Canadians start with a false definition of who the best nine and ten-year-old hockey players are. They're just picking the oldest every year. But the way they treat those "all-stars" ends up making their original false judgment look correct.
As Merton puts it: "This specious validity of the self-fulfilling prophecy perpetuates a reign of error. For the prophet will cite the actual course of events as proof that he was right from the very beginning."
If you make a decision about who is good and who is not at an early age; if you separate the "talented" from the "untalented"; and if you provide the "talented" with a superior experience, then you're going to end up giving a huge advantage to that small group of people born closest to the age cutoff date.
Note: In Canada, the eligibility cutoff for age-class hockey is January 1. A boy who turns ten on January 2, then, could be playing alongside someone who doesn't turn ten until the end of the year---and at that age, in preadolescence, a twelve-month gap in age represents an enormous difference in physical maturity.
In the U.S., the cutoff date for almost all nonschool baseball leagues is July 31, with the result that more major league players are born in August than in any other month. The numbers are striking: in 2005, among Americans playing major league baseball 505 were born in August versus 313 born in July.

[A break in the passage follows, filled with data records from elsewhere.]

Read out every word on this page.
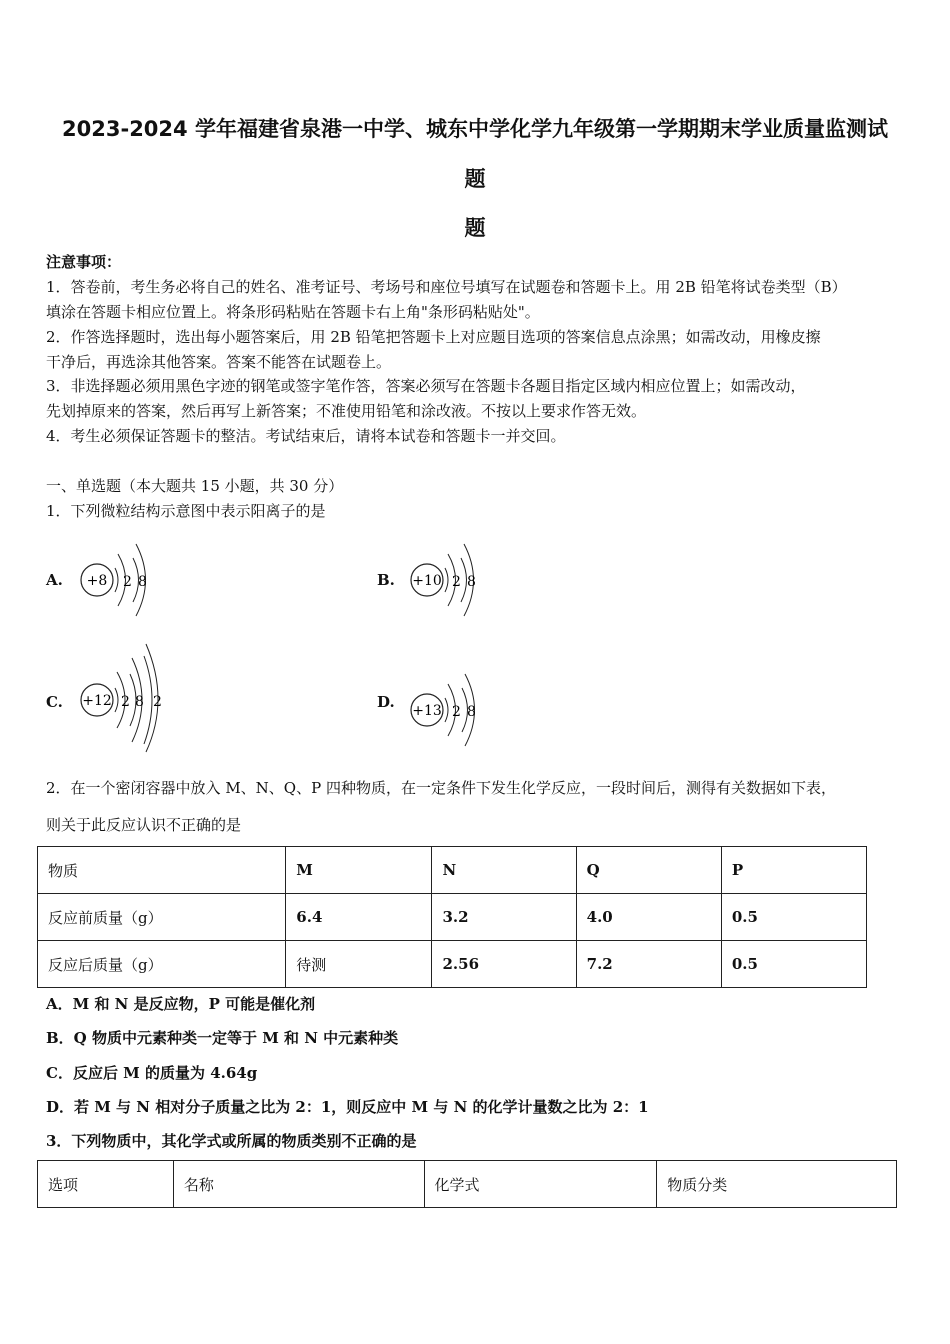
2023-2024 学年福建省泉港一中学、城东中学化学九年级第一学期期末学业质量监测试
题
题
注意事项：
1．答卷前，考生务必将自己的姓名、准考证号、考场号和座位号填写在试题卷和答题卡上。用 2B 铅笔将试卷类型（B）
填涂在答题卡相应位置上。将条形码粘贴在答题卡右上角"条形码粘贴处"。
2．作答选择题时，选出每小题答案后，用 2B 铅笔把答题卡上对应题目选项的答案信息点涂黑；如需改动，用橡皮擦
干净后，再选涂其他答案。答案不能答在试题卷上。
3．非选择题必须用黑色字迹的钢笔或签字笔作答，答案必须写在答题卡各题目指定区域内相应位置上；如需改动，
先划掉原来的答案，然后再写上新答案；不准使用铅笔和涂改液。不按以上要求作答无效。
4．考生必须保证答题卡的整洁。考试结束后，请将本试卷和答题卡一并交回。
一、单选题（本大题共 15 小题，共 30 分）
1．下列微粒结构示意图中表示阳离子的是
A. +8 2 8	B. +10 2 8
C. +12 2 8 2	D. +13 2 8
2．在一个密闭容器中放入 M、N、Q、P 四种物质，在一定条件下发生化学反应，一段时间后，测得有关数据如下表，
则关于此反应认识不正确的是
物质	M	N	Q	P
反应前质量（g）	6.4	3.2	4.0	0.5
反应后质量（g）	待测	2.56	7.2	0.5
A．M 和 N 是反应物，P 可能是催化剂
B．Q 物质中元素种类一定等于 M 和 N 中元素种类
C．反应后 M 的质量为 4.64g
D．若 M 与 N 相对分子质量之比为 2：1，则反应中 M 与 N 的化学计量数之比为 2：1
3．下列物质中，其化学式或所属的物质类别不正确的是
选项	名称	化学式	物质分类
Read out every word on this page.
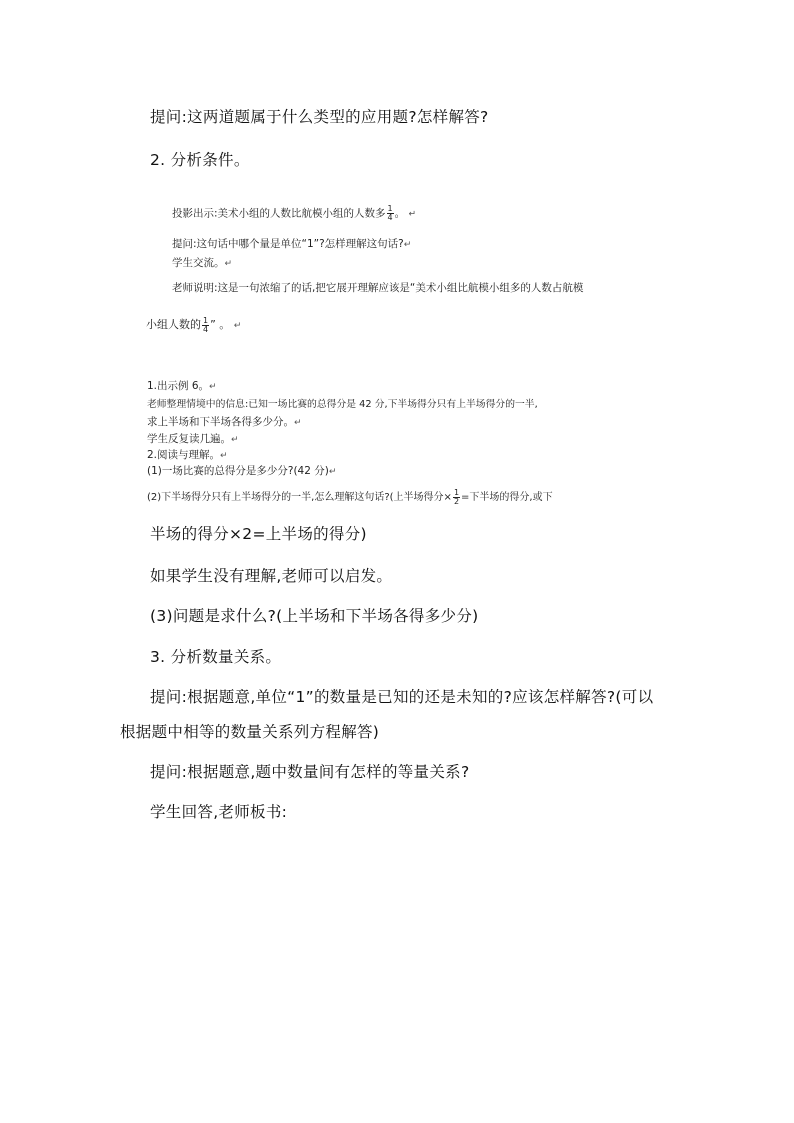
提问:这两道题属于什么类型的应用题?怎样解答?
2. 分析条件。
投影出示:美术小组的人数比航模小组的人数多 $\frac{1}{4}$ 。 ↵
提问:这句话中哪个量是单位“1”?怎样理解这句话?↵
学生交流。↵
老师说明:这是一句浓缩了的话,把它展开理解应该是“美术小组比航模小组多的人数占航模
小组人数的 $\frac{1}{4}$ ” 。 ↵
1.出示例 6。↵
老师整理情境中的信息:已知一场比赛的总得分是 42 分,下半场得分只有上半场得分的一半,
求上半场和下半场各得多少分。↵
学生反复读几遍。↵
2.阅读与理解。↵
(1)一场比赛的总得分是多少分?(42 分)↵
(2)下半场得分只有上半场得分的一半,怎么理解这句话?(上半场得分× $\frac{1}{2}$ =下半场的得分,或下
半场的得分×2=上半场的得分)
如果学生没有理解,老师可以启发。
(3)问题是求什么?(上半场和下半场各得多少分)
3. 分析数量关系。
提问:根据题意,单位“1”的数量是已知的还是未知的?应该怎样解答?(可以
根据题中相等的数量关系列方程解答)
提问:根据题意,题中数量间有怎样的等量关系?
学生回答,老师板书:
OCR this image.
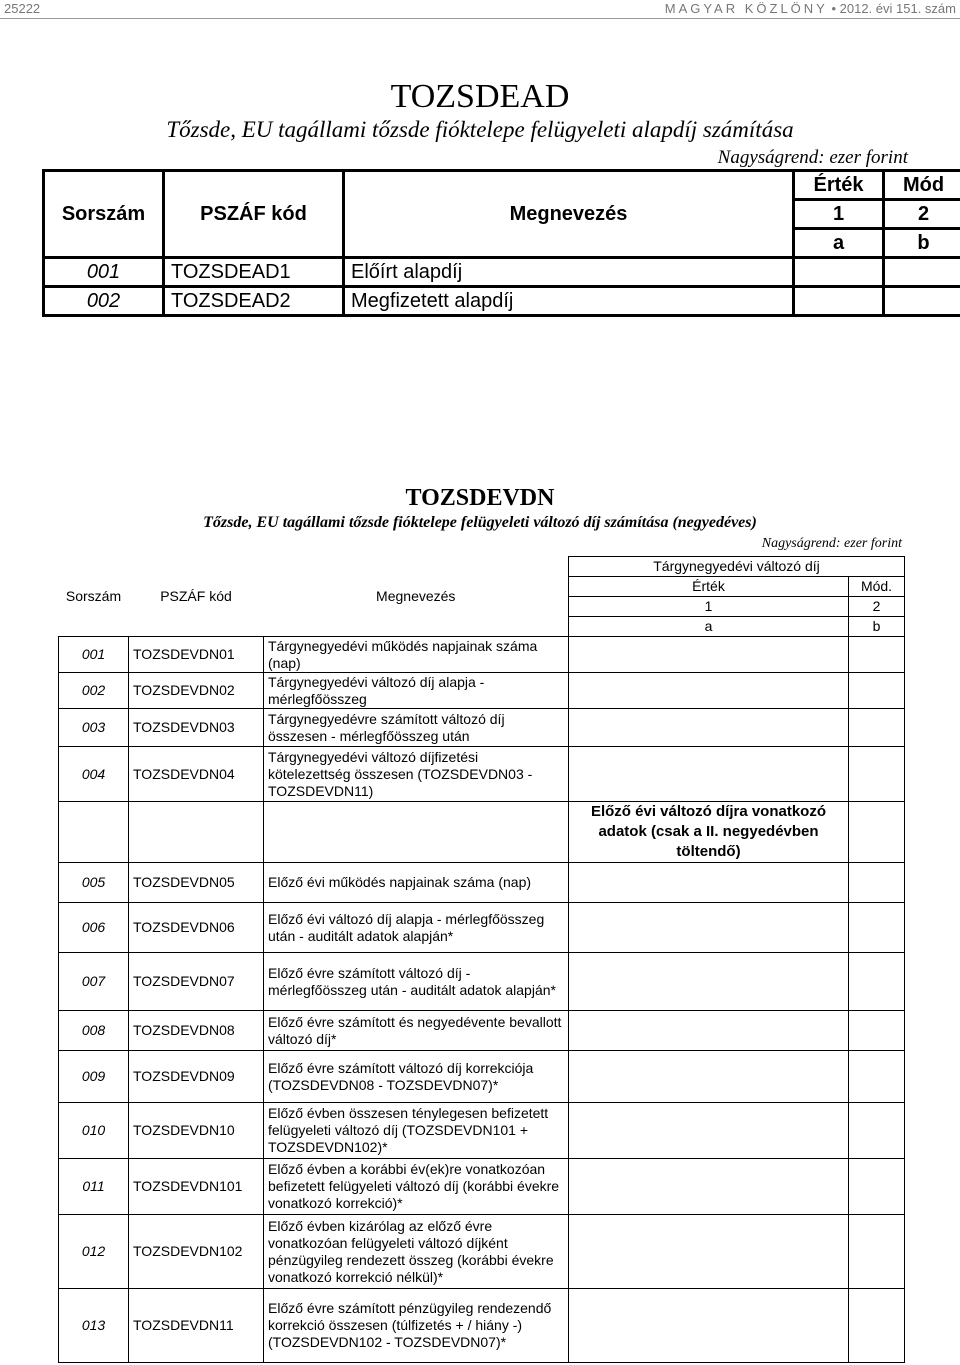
25222	MAGYAR KÖZLÖNY • 2012. évi 151. szám
TOZSDEAD
Tőzsde, EU tagállami tőzsde fióktelepe felügyeleti alapdíj számítása
Nagyságrend: ezer forint
Sorszám	PSZÁF kód	Megnevezés	Érték	Mód
			1	2
			a	b
001	TOZSDEAD1	Előírt alapdíj		
002	TOZSDEAD2	Megfizetett alapdíj		
TOZSDEVDN
Tőzsde, EU tagállami tőzsde fióktelepe felügyeleti változó díj számítása (negyedéves)
Nagyságrend: ezer forint
Sorszám	PSZÁF kód	Megnevezés	Tárgynegyedévi változó díj	
			Érték	Mód.
			1	2
			a	b
001	TOZSDEVDN01	Tárgynegyedévi működés napjainak száma (nap)		
002	TOZSDEVDN02	Tárgynegyedévi változó díj alapja - mérlegfőösszeg		
003	TOZSDEVDN03	Tárgynegyedévre számított változó díj összesen - mérlegfőösszeg után		
004	TOZSDEVDN04	Tárgynegyedévi változó díjfizetési kötelezettség összesen (TOZSDEVDN03 - TOZSDEVDN11)		
			Előző évi változó díjra vonatkozó adatok (csak a II. negyedévben töltendő)	
005	TOZSDEVDN05	Előző évi működés napjainak száma (nap)		
006	TOZSDEVDN06	Előző évi változó díj alapja - mérlegfőösszeg után - auditált adatok alapján*		
007	TOZSDEVDN07	Előző évre számított változó díj - mérlegfőösszeg után - auditált adatok alapján*		
008	TOZSDEVDN08	Előző évre számított és negyedévente bevallott változó díj*		
009	TOZSDEVDN09	Előző évre számított változó díj korrekciója (TOZSDEVDN08 - TOZSDEVDN07)*		
010	TOZSDEVDN10	Előző évben összesen ténylegesen befizetett felügyeleti változó díj (TOZSDEVDN101 + TOZSDEVDN102)*		
011	TOZSDEVDN101	Előző évben a korábbi év(ek)re vonatkozóan befizetett felügyeleti változó díj (korábbi évekre vonatkozó korrekció)*		
012	TOZSDEVDN102	Előző évben kizárólag az előző évre vonatkozóan felügyeleti változó díjként pénzügyileg rendezett összeg (korábbi évekre vonatkozó korrekció nélkül)*		
013	TOZSDEVDN11	Előző évre számított pénzügyileg rendezendő korrekció összesen (túlfizetés + / hiány -) (TOZSDEVDN102 - TOZSDEVDN07)*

It seems ridiculous that this arbitrary choice of cutoff dates is causing long-lasting effects, and no one seems to care about them. In Canadian children's hockey, it's the biggest nine and ten-year-olds who get the most coaching and practice. Success is the result of what sociologists like to call "accumulative advantage." The professional hockey player starts out a little bit better than his peers. And that little difference leads to an opportunity that makes that difference a bit larger, and that edge in turn leads to another opportunity, which makes the initially small difference bigger still--and on and on until the hockey player becomes a genuine standout.
If Canadian hockey and U.S. baseball children leagues acknowledge that cutoff dates matter, they could set up leagues divided up by month of birth....letting players develop on separate tracks and then pick all-star teams. With all child athletes having a fair chance, then national teams suddenly would have twice as many athletes to choose from.